Drives AND power supplies in BOTH units?  What happened?

Most people use Western Digital "AV" drives, which are the WDxxEURS or WDxxEURX series. That's what TiVo uses unless they run out. 2TB is probably the best bang for the buck these days and you can use jmfs to expand into the additional space after using DvrBARS to restore the images.
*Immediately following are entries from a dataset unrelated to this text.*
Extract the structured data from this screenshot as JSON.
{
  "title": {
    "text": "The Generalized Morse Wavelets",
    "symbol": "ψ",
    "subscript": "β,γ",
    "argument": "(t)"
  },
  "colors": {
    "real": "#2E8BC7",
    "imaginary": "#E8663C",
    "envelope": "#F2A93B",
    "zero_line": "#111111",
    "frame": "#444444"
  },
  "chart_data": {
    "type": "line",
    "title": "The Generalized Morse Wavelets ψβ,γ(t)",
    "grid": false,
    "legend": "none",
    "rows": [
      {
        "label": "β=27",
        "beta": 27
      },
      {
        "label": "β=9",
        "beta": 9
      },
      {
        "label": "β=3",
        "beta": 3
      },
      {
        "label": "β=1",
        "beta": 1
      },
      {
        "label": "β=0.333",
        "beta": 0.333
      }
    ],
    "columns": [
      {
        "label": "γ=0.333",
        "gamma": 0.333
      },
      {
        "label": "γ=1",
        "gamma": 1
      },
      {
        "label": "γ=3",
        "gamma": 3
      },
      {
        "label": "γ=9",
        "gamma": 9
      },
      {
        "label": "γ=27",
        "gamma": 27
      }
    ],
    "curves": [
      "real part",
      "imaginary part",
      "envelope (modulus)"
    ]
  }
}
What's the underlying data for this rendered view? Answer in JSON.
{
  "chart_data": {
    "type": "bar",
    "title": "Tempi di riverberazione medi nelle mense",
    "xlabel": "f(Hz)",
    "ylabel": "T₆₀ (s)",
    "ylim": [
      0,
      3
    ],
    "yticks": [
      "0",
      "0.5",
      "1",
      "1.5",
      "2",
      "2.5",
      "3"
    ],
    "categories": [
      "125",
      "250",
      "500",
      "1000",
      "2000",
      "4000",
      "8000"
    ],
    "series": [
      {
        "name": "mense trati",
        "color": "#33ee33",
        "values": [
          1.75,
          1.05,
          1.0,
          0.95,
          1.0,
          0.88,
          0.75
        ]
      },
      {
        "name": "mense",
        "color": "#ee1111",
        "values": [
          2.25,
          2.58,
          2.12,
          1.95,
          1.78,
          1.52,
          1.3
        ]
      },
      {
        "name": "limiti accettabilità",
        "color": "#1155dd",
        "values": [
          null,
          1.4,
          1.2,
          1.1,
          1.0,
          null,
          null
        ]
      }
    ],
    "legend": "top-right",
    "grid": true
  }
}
See the Upgrade forum for both tools and a lot more info.


----------



## 6tgunner (Sep 30, 2014)

Is there a clean TCD746320 image available to build a replacement drive located here still? TIA


----------



## ggieseke (May 30, 2008)

6tgunner said:


> Is there a clean TCD746320 image available to build a replacement drive located here still? TIA


PM sent.


----------



## kermitman2300 (Oct 23, 2014)

I am also looking for a TCD746320 image. Greatly appreciated in advance.


----------



## bttfpromo (Nov 24, 2014)

I also need an image for a TCD746320 please.


----------



## sangahm (Nov 28, 2010)

bttfpromo said:


> I also need an image for a TCD746320 please.
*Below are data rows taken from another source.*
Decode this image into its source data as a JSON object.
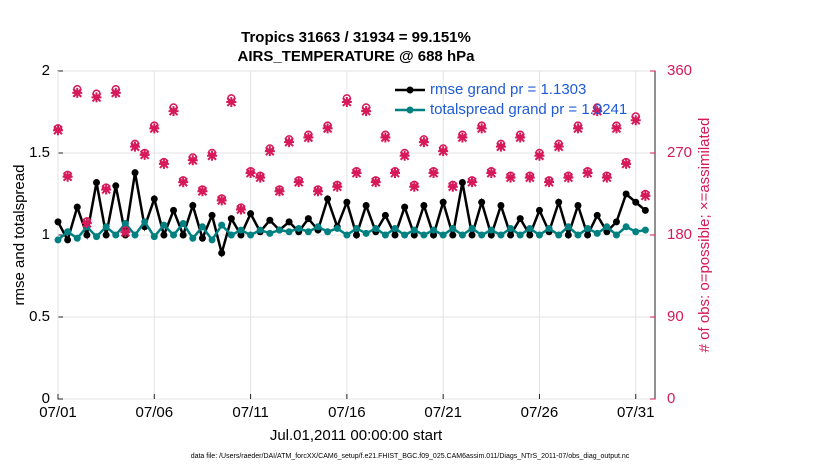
{
  "chart_data": {
    "type": "line",
    "title": "Tropics 31663 / 31934 = 99.151%",
    "subtitle": "AIRS_TEMPERATURE @ 688 hPa",
    "xlabel": "Jul.01,2011 00:00:00 start",
    "ylabel": "rmse and totalspread",
    "y2label": "# of obs: o=possible; ×=assimilated",
    "footnote": "data file: /Users/raeder/DAI/ATM_forcXX/CAM6_setup/f.e21.FHIST_BGC.f09_025.CAM6assim.011/Diags_NTrS_2011-07/obs_diag_output.nc",
    "xlim": [
      0,
      31
    ],
    "xticks": [
      {
        "value": 0,
        "label": "07/01"
      },
      {
        "value": 5,
        "label": "07/06"
      },
      {
        "value": 10,
        "label": "07/11"
      },
      {
        "value": 15,
        "label": "07/16"
      },
      {
        "value": 20,
        "label": "07/21"
      },
      {
        "value": 25,
        "label": "07/26"
      },
      {
        "value": 30,
        "label": "07/31"
      }
    ],
    "ylim": [
      0,
      2
    ],
    "yticks": [
      0,
      0.5,
      1,
      1.5,
      2
    ],
    "y2lim": [
      0,
      360
    ],
    "y2ticks": [
      0,
      90,
      180,
      270,
      360
    ],
    "grid": true,
    "legend": "upper right",
    "x": [
      0,
      0.5,
      1,
      1.5,
      2,
      2.5,
      3,
      3.5,
      4,
      4.5,
      5,
      5.5,
      6,
      6.5,
      7,
      7.5,
      8,
      8.5,
      9,
      9.5,
      10,
      10.5,
      11,
      11.5,
      12,
      12.5,
      13,
      13.5,
      14,
      14.5,
      15,
      15.5,
      16,
      16.5,
      17,
      17.5,
      18,
      18.5,
      19,
      19.5,
      20,
      20.5,
      21,
      21.5,
      22,
      22.5,
      23,
      23.5,
      24,
      24.5,
      25,
      25.5,
      26,
      26.5,
      27,
      27.5,
      28,
      28.5,
      29,
      29.5,
      30,
      30.5
    ],
    "series": [
      {
        "name": "rmse grand pr = 1.1303",
        "color": "#000000",
        "marker": "dot",
        "values": [
          1.08,
          0.97,
          1.17,
          1.0,
          1.32,
          1.0,
          1.3,
          1.0,
          1.38,
          1.05,
          1.22,
          1.0,
          1.15,
          1.0,
          1.18,
          0.98,
          1.12,
          0.89,
          1.1,
          1.0,
          1.13,
          1.02,
          1.09,
          1.03,
          1.08,
          1.02,
          1.1,
          1.03,
          1.22,
          1.05,
          1.2,
          1.0,
          1.18,
          1.02,
          1.12,
          1.0,
          1.17,
          1.0,
          1.18,
          1.0,
          1.2,
          1.0,
          1.32,
          1.0,
          1.2,
          1.0,
          1.18,
          1.0,
          1.1,
          1.0,
          1.15,
          1.02,
          1.2,
          1.0,
          1.18,
          1.0,
          1.12,
          1.02,
          1.08,
          1.25,
          1.2,
          1.15
        ]
      },
      {
        "name": "totalspread grand pr = 1.0241",
        "color": "#008080",
        "marker": "dot",
        "values": [
          0.97,
          1.02,
          0.98,
          1.05,
          0.99,
          1.05,
          1.0,
          1.07,
          1.0,
          1.08,
          0.99,
          1.06,
          1.0,
          1.07,
          0.98,
          1.05,
          0.97,
          1.06,
          1.0,
          1.03,
          1.0,
          1.03,
          1.01,
          1.03,
          1.02,
          1.04,
          1.02,
          1.05,
          1.02,
          1.04,
          1.0,
          1.04,
          1.01,
          1.04,
          1.0,
          1.04,
          1.0,
          1.03,
          1.0,
          1.03,
          1.0,
          1.04,
          1.0,
          1.04,
          1.0,
          1.03,
          1.0,
          1.04,
          1.0,
          1.04,
          1.0,
          1.04,
          1.0,
          1.05,
          1.0,
          1.04,
          1.01,
          1.05,
          1.0,
          1.05,
          1.02,
          1.03
        ]
      },
      {
        "color": "#d6195a",
        "axis": "y2",
        "marker": "o",
        "values": [
          297,
          246,
          340,
          195,
          335,
          232,
          340,
          185,
          280,
          270,
          300,
          260,
          320,
          240,
          265,
          230,
          270,
          220,
          330,
          210,
          250,
          245,
          275,
          230,
          285,
          240,
          290,
          230,
          300,
          235,
          330,
          250,
          320,
          240,
          290,
          250,
          270,
          235,
          285,
          250,
          275,
          235,
          290,
          240,
          300,
          250,
          280,
          245,
          290,
          245,
          270,
          240,
          280,
          245,
          300,
          250,
          320,
          245,
          300,
          260,
          310,
          225
        ]
      },
      {
        "color": "#d6195a",
        "axis": "y2",
        "marker": "x",
        "values": [
          295,
          244,
          336,
          193,
          331,
          230,
          336,
          183,
          277,
          268,
          297,
          258,
          316,
          238,
          262,
          228,
          267,
          218,
          326,
          208,
          248,
          243,
          272,
          228,
          282,
          238,
          287,
          228,
          297,
          233,
          326,
          248,
          316,
          238,
          287,
          248,
          267,
          233,
          282,
          248,
          272,
          233,
          287,
          238,
          297,
          248,
          277,
          243,
          287,
          243,
          267,
          238,
          277,
          243,
          297,
          248,
          316,
          243,
          297,
          258,
          306,
          223
        ]
      }
    ]
  }
}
I would also like to get an image if I could get one.


----------



## blankscrew (Nov 30, 2014)

I also need an image for a TCD748000.


----------



## um3k (May 3, 2005)

I am in need of an image for an XL4 TCD758250. TIA


----------



## um3k (May 3, 2005)

I don't have the posts to reply via PM, but thanks for the help!


----------



## godospoons (Sep 8, 2007)

I could also use an image for a TCD748000. Thanks.


----------



## jojo417 (Jan 23, 2015)

I also need an image for a TCD746320 please.


----------



## ggieseke (May 30, 2008)

jojo417 said:


> I also need an image for a TCD746320 please.


PM sent.


----------



## ggieseke (May 30, 2008)

For future reference, PLEASE find the "image begging" thread in the Upgrade forum and post your requests there.

I've said this before but I'll make it even clearer.
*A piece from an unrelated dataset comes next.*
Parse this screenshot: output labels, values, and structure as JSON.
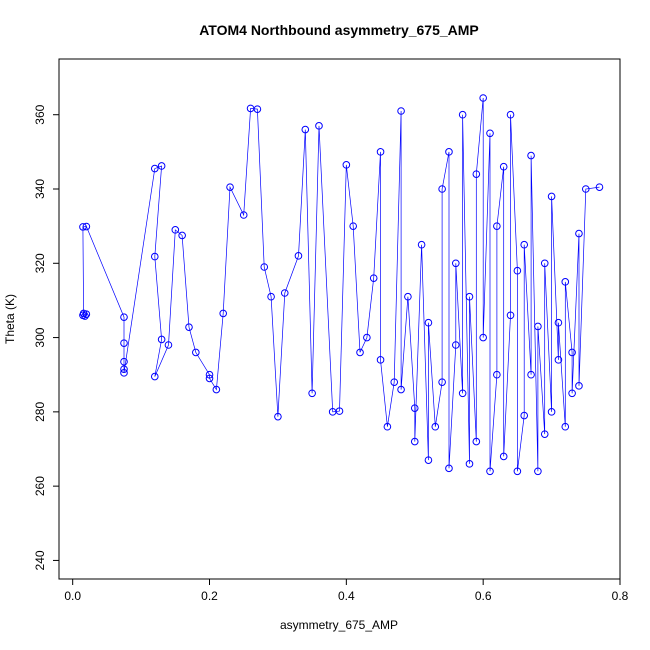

A. I will not continue to monitor every thread on every forum.

B. Not one person has contributed to the DvrBARS fund in the last 8-10 months, so it will be shut down next April anyway. No more Premiere images.


----------



## rwbatten (May 25, 2015)

HELP... been searching for a couple of months now for a backup image for a TIVO Series 4 TCD746320
seen one post with someone saying there is no image for a Series 4 however that was quite a few years ago. looked on emule too with no luck.
any help from anyone would be greatfully appreciated. the hard drive started clicking and clacking so its gone. got replacement drive just no image to load.
Thanks in Advance folks


----------



## ggieseke (May 30, 2008)

rwbatten said:


> HELP... been searching for a couple of months now for a backup image for a TIVO Series 4 TCD746320
> seen one post with someone saying there is no image for a Series 4 however that was quite a few years ago. looked on emule too with no luck.
> any help from anyone would be greatfully appreciated. the hard drive started clicking and clacking so its gone. got replacement drive just no image to load.
> Thanks in Advance folks


Check your private messages for a link to the image. See the DvrBARS thread in the Upgrade forum for the software. Premiere images were considered impossible until a few years ago, so there's still some lingering confusion on that point.

Happy Memorial Day.


----------



## Jason Yetman (Jul 28, 2018)

*Help I need a image for a TCD746320 *


----------



## ggieseke (May 30, 2008)

Sent.


----------



## JoeKustra (Dec 7, 2012)

ggieseke said:


> Sent.


Is Tivo box a brick without paying for a subscription?

No good deed goes unpunished.


----------